A pergunta estratégica não é quantos agentes sua empresa terá, nem quantas pessoas poderão ser substituídas por IA. É se sua empresa sabe liderar uma força de trabalho cuja capacidade de execução já não depende exclusivamente de pessoas. Quem ainda não sabe responder pode começar pelo inventário. Escolha um processo material, liste onde a execução já deixou de ser humana, marque o nível de autonomia de cada ponto e nomeie quem responde por ele. Um diagnóstico de capacidade faz esse mapa no restante da operação e mostra onde a autonomia concedida já passou da governança disponível.
Fontes
- International Labour Organization. "Generative AI and jobs: A 2025 update". https://www.ilo.org/publications/generative-ai-and-jobs-2025-update
- International Labour Organization. "Generative AI and Jobs: A Refined Global Index of Occupational Exposure" (ILO Working Paper 140). https://www.ilo.org/publications/generative-ai-and-jobs-refined-global-index-occupational-exposure
- Anthropic. "Anthropic Economic Index report: Economic primitives" (janeiro de 2026, dados de novembro de 2025). https://www.anthropic.com/research/anthropic-economic-index-january-2026-report
- Microsoft WorkLab. "2026 Work Trend Index Annual Report: Agents, human agency, and the opportunity for every organization" (n = 20.000, dez mercados, campo entre 18 de fevereiro e 20 de abril de 2026). https://www.microsoft.com/en-us/worklab/work-trend-index/agents-human-agency-and-the-opportunity-for-every-organization
- União Europeia. "Regulation (EU) 2024/1689 - AI Act, Artigo 14, supervisão humana". https://eur-lex.europa.eu/eli/reg/2024/1689/oj/eng
- NIST. "Artificial Intelligence Risk Management Framework (AI RMF 1.0)". https://www.nist.gov/itl/ai-risk-management-framework
- WatchZ. "Empresas híbridas exigem uma nova forma de liderar pessoas e agentes de IA". Versão editorial revisada, setembro de 2026.

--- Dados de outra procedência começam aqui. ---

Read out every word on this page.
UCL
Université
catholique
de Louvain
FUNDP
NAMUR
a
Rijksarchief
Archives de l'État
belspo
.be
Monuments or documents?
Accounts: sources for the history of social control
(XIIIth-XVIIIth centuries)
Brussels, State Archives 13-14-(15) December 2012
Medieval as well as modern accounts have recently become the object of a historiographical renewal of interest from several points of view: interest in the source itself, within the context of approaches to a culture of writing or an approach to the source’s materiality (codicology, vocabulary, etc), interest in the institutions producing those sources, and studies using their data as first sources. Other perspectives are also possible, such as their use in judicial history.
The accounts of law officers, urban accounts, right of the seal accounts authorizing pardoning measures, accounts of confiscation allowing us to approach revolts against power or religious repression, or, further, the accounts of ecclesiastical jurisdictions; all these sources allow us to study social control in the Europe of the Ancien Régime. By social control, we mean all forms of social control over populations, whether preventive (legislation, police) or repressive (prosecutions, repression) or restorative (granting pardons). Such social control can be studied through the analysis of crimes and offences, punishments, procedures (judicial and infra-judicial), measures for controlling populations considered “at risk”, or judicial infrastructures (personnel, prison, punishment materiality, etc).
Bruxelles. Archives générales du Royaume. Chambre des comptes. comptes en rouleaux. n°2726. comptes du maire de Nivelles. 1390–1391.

Nota: os dados da Microsoft e da Anthropic descrevem os ecossistemas e as pesquisas dessas empresas e não devem ser lidos como estatística universal de mercado. Os quatro níveis de autonomia e as seis capacidades de maturidade são proposições consultivas da WatchZ, sem correspondência a padrão regulatório ou framework de terceiros. Este material oferece análise estratégica e organizacional, não parecer jurídico, regulatório ou de auditoria.